Several vehicles parked along the curb in front of a three storey institutional looking building clad in brown and light blue panels.
The complex off McLaughlin Drive in Moncton includes a daycare and two schools that will have a capacity of 1,300 students. (Shane Magee/CBC)

Moncton is considering rezoning a piece of land for new francophone schools for the second time in three years because the New Brunswick government decided not to comply with the conditions city councillors imposed the first time.

The province went ahead with construction of the adjoining schools at 620 McLaughlin Dr. despite municipal zoning there that doesn’t allow schools.

“It’s currently a violation of zoning and we try not to have those as often as we can,” Josh Adams, a senior planner with the city, told reporters Monday.

“So we’ve been working with the province to try to gain compliance on that and they’ve been very helpful and they want to be following the City of Moncton’s rules too.”

A man with somewhat messy short brown hair wearing glasses, a black suit, pink suit and multi-colored tie.
Josh Adams, a senior planner with the City of Moncton, says the rezoning for the school was never completed because the province didn’t agree to conditions city council added in 2020. (Shane Magee/CBC)

École Claudette-Bradshaw, a kindergarten to Grade 5 school, will open in the fall on the site. École Le Mascaret, a Grade 6 to 8 school, opened in January.
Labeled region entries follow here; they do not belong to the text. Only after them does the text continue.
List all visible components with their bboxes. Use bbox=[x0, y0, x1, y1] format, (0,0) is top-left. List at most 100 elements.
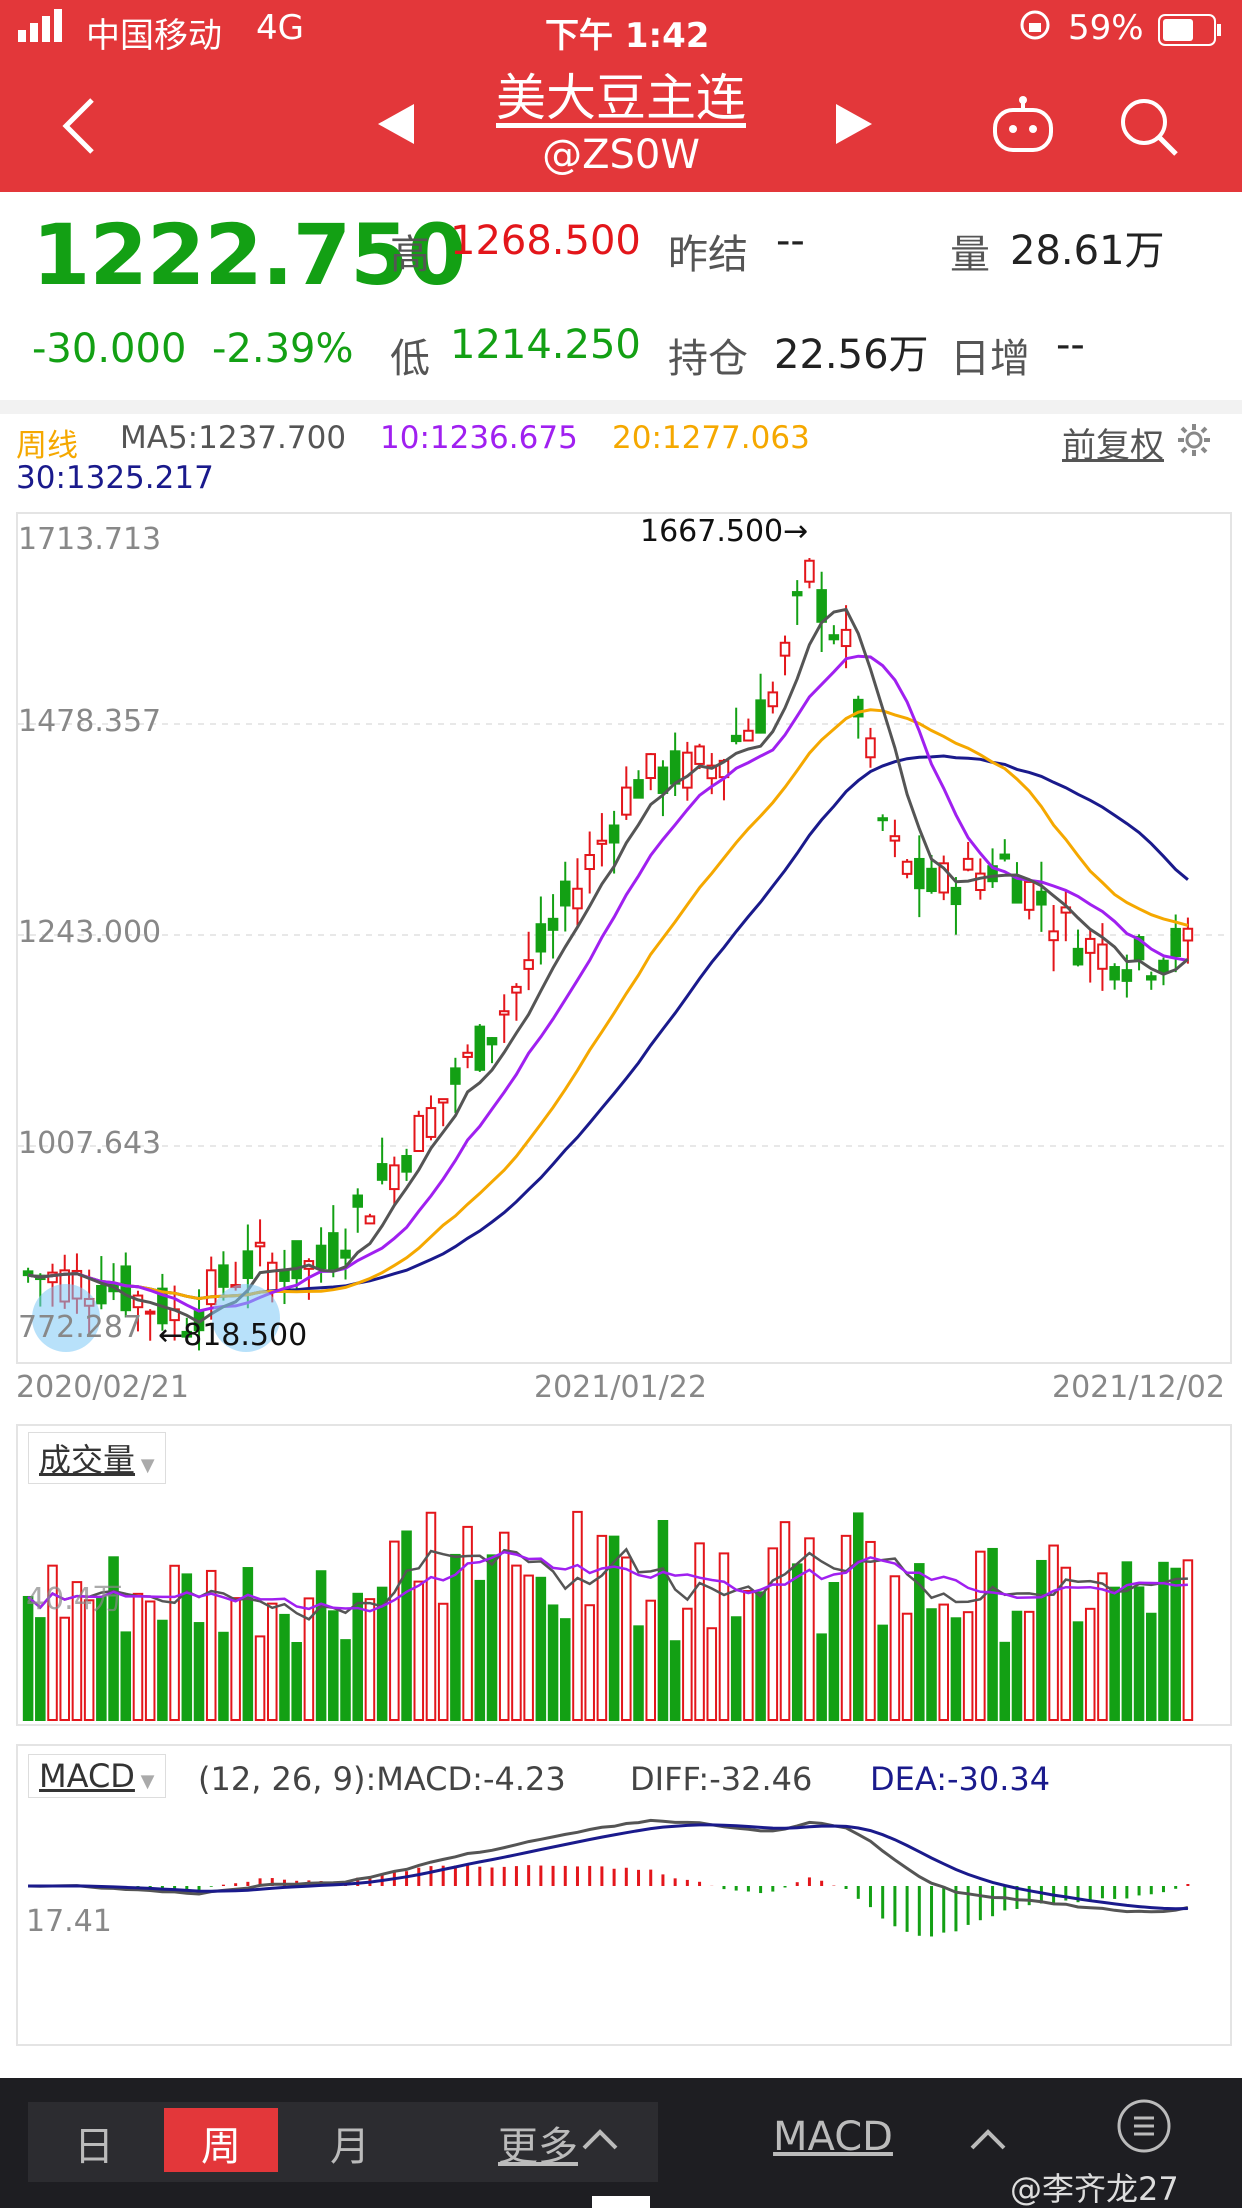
volume-bar bbox=[511, 1564, 522, 1721]
candle-body bbox=[743, 729, 754, 742]
macd-axis-label: 17.41 bbox=[26, 1904, 112, 1939]
candle-body bbox=[1011, 875, 1023, 904]
back-button[interactable] bbox=[58, 96, 98, 160]
candle-body bbox=[291, 1240, 302, 1280]
candle-body bbox=[425, 1107, 437, 1138]
volume-label: 量 bbox=[950, 232, 990, 278]
indicator-select-button[interactable]: MACD bbox=[773, 2114, 893, 2160]
macd-indicator-select[interactable]: MACD ▼ bbox=[28, 1754, 166, 1798]
volume-bar bbox=[975, 1550, 986, 1721]
search-icon[interactable] bbox=[1118, 96, 1180, 162]
last-price: 1222.750 bbox=[32, 206, 466, 304]
candle-body bbox=[242, 1250, 254, 1279]
volume-value: 28.61万 bbox=[1010, 228, 1165, 274]
date-end: 2021/12/02 bbox=[1052, 1370, 1225, 1405]
adjust-mode-button[interactable]: 前复权 bbox=[1062, 426, 1164, 466]
candle-body bbox=[279, 1270, 290, 1282]
candle-body bbox=[755, 699, 766, 734]
volume-bar bbox=[437, 1602, 449, 1721]
daily-increase-value: -- bbox=[1056, 322, 1085, 368]
candle-body bbox=[315, 1244, 327, 1270]
candle-body bbox=[389, 1164, 400, 1191]
y-axis-label: 1478.357 bbox=[18, 704, 162, 739]
settings-gear-icon[interactable] bbox=[1176, 422, 1212, 462]
chevron-up-icon[interactable] bbox=[968, 2126, 1008, 2156]
volume-indicator-select[interactable]: 成交量 ▼ bbox=[28, 1432, 166, 1484]
candle-body bbox=[218, 1264, 229, 1288]
volume-bar bbox=[328, 1610, 339, 1721]
candle-body bbox=[1158, 959, 1169, 974]
page-title[interactable]: 美大豆主连 bbox=[496, 69, 746, 127]
volume-panel[interactable]: 成交量 ▼ 40.4万 bbox=[16, 1424, 1232, 1726]
macd-panel[interactable]: MACD ▼ (12, 26, 9):MACD:-4.23 DIFF:-32.4… bbox=[16, 1744, 1232, 2046]
ma10-line bbox=[27, 654, 1189, 1313]
tab-week[interactable]: 周 bbox=[201, 2124, 241, 2170]
volume-bar bbox=[621, 1556, 632, 1721]
volume-bar bbox=[596, 1534, 608, 1721]
candle-body bbox=[547, 917, 559, 931]
candle-body bbox=[926, 867, 937, 893]
volume-bar bbox=[755, 1591, 766, 1722]
kline-chart[interactable]: 1713.713 1478.357 1243.000 1007.643 772.… bbox=[16, 512, 1232, 1364]
chevron-up-icon[interactable] bbox=[580, 2126, 620, 2156]
candle-body bbox=[804, 559, 815, 583]
tab-more[interactable]: 更多 bbox=[498, 2124, 578, 2170]
volume-bar bbox=[987, 1547, 998, 1722]
candle-body bbox=[877, 817, 888, 822]
prev-contract-button[interactable] bbox=[378, 104, 414, 148]
date-start: 2020/02/21 bbox=[16, 1370, 189, 1405]
volume-bar bbox=[914, 1563, 925, 1721]
candle-body bbox=[584, 854, 595, 871]
macd-dea-value: DEA:-30.34 bbox=[870, 1760, 1051, 1798]
candle-body bbox=[816, 589, 827, 623]
volume-bar bbox=[279, 1613, 290, 1721]
candle-body bbox=[1121, 969, 1133, 982]
next-contract-button[interactable] bbox=[836, 104, 872, 148]
volume-bar bbox=[1048, 1544, 1059, 1721]
volume-bar bbox=[901, 1612, 913, 1722]
robot-assistant-icon[interactable] bbox=[990, 96, 1056, 160]
candle-body bbox=[1145, 975, 1157, 981]
tab-month[interactable]: 月 bbox=[330, 2124, 370, 2170]
candle-body bbox=[120, 1265, 132, 1312]
volume-svg bbox=[22, 1510, 1194, 1722]
volume-bar bbox=[498, 1531, 510, 1721]
contract-code: @ZS0W bbox=[542, 132, 700, 178]
candle-body bbox=[779, 641, 791, 657]
candle-body bbox=[645, 753, 657, 780]
candle-body bbox=[266, 1261, 278, 1293]
tab-day[interactable]: 日 bbox=[74, 2124, 114, 2170]
candle-body bbox=[96, 1284, 107, 1305]
volume-bar bbox=[950, 1617, 962, 1721]
volume-axis-label: 40.4万 bbox=[26, 1582, 123, 1617]
carrier-name: 中国移动 bbox=[86, 16, 222, 56]
ma20-line bbox=[27, 708, 1189, 1301]
candle-body bbox=[962, 857, 974, 871]
volume-bar bbox=[181, 1573, 193, 1721]
min-price-marker: ←818.500 bbox=[158, 1318, 308, 1353]
battery-percent: 59% bbox=[1068, 8, 1144, 48]
candle-body bbox=[730, 734, 742, 743]
macd-svg bbox=[28, 1818, 1190, 1937]
volume-bar bbox=[413, 1580, 425, 1721]
volume-bar bbox=[1036, 1559, 1047, 1721]
volume-bar bbox=[352, 1592, 364, 1721]
ma10-legend: 10:1236.675 bbox=[380, 420, 578, 456]
volume-bar bbox=[694, 1542, 705, 1721]
volume-bar bbox=[1158, 1561, 1169, 1721]
macd-diff-value: DIFF:-32.46 bbox=[630, 1760, 813, 1798]
low-label: 低 bbox=[390, 336, 430, 382]
touch-indicator bbox=[32, 1284, 100, 1352]
clock: 下午 1:42 bbox=[545, 16, 710, 56]
volume-bar bbox=[767, 1547, 779, 1721]
macd-params: (12, 26, 9):MACD:-4.23 bbox=[198, 1760, 566, 1798]
candle-body bbox=[437, 1098, 449, 1104]
volume-bar bbox=[559, 1618, 571, 1721]
volume-bar bbox=[962, 1611, 974, 1721]
volume-bar bbox=[779, 1521, 791, 1721]
menu-icon[interactable] bbox=[1116, 2098, 1172, 2158]
volume-ma-line bbox=[27, 1547, 1188, 1621]
y-axis-label: 772.287 bbox=[18, 1310, 143, 1345]
candle-body bbox=[1023, 880, 1035, 911]
volume-bar bbox=[169, 1564, 180, 1721]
The complex has a combined capacity of 1,300 students. It will also include a daycare.

Councilors voted in April 2020 to rezone the property from residential use to community use, which allows schools.

After a lengthy public hearing in which neighbors raised concerns about the loss of trees and the proximity of dumpsters to homes, two conditions were added by the council. The conditions called for the province to install a two meter tall wooden fence between the schools and homes, and to plant more trees.

Province rejected conditions

At Monday’s council meeting it was revealed the province opted to reject the conditions and as a result the rezoning was never formally completed.

Adams told reporters the province didn’t want to put up a fence around the site.

Residential properties of atop a hill with minimal landscaping are shown in the background with dumpsters and a small building with a garage door in the foreground.
The latest rezoning request includes a condition to install a 1.8-metre chain link fence with privacy slats to separate the properties along Kelly Road, shown at the top of the hill, from the school site. (Shane Magee/CBC)

Legislation previously allowed the province to override local zoning, so the city issued a building permit for schools despite the zoning issue. The law has since changed to require the province to consider local zoning.

“In the spirit of these legislative changes, we’ve attempted to rezone the property for a second time in order to close that file,” Adams told councillors in French.

The request, which requires multiple meetings and another public hearing, includes a condition to install a 1.8-metre tall chain link fence separating the homes and dumpsters.

It’s not clear if the province, which rejects a wooden fence, will accept a chain link fence.

No one from the province spokesperson at Monday’s council meeting.

A satellite image shows a large building with a white roof surrounded by dirt and two sports fields among a residential subdivision.
The 2020 rezoning called for a fence along the northern portion of the property to separate the school site from homes along Kelly Road shown at the top of the image. The school property is outlined in red. (City of Moncton)

Count. Paul Richard, who represents the area, questioned whether the city had a choice in issuing the permit.

Adams said that issuing the permit allowed the city to collect building permit fees on the multi-million dollar project.

“We really didn’t have a choice because the construction was going to go ahead whether we gave them the permit or not,” Adams said. “So it was better for us to agree to it.”

Provincial decisions about schools in the Moncton area, such as relocating Moncton High School from downtown to the northern edge of the city, have generated controversy.

The 2020 public hearing for the francophone schools happened while some council members were frustrated over the site selection for another school in the city’s west end.

Count. Charles Léger and other councillors are threatened with rejecting the francophone school rezoning request during that public hearing unless the province addresses the concerns of residents. Councillors then added the two conditions which the province ultimately opted to reject.

Public hearing in May

Léger, who had called for changes to the school site selection process, said he’s now seeing progress by the province.

“I think the process now is certainly much better than it once was,” Léger said in an interview Monday.

“We’re trying to avoid situations where the municipalities feel like they’ve not been consulted and it’s frustrating for municipalities, frustrating for citizens.”

Councilors voted unanimously in favor of first reading of the new rezoning bylaw Monday.

The vote sends the rezoning request to Moncton’s planning advisory committee for consideration.

Council will hold a public hearing on May 15.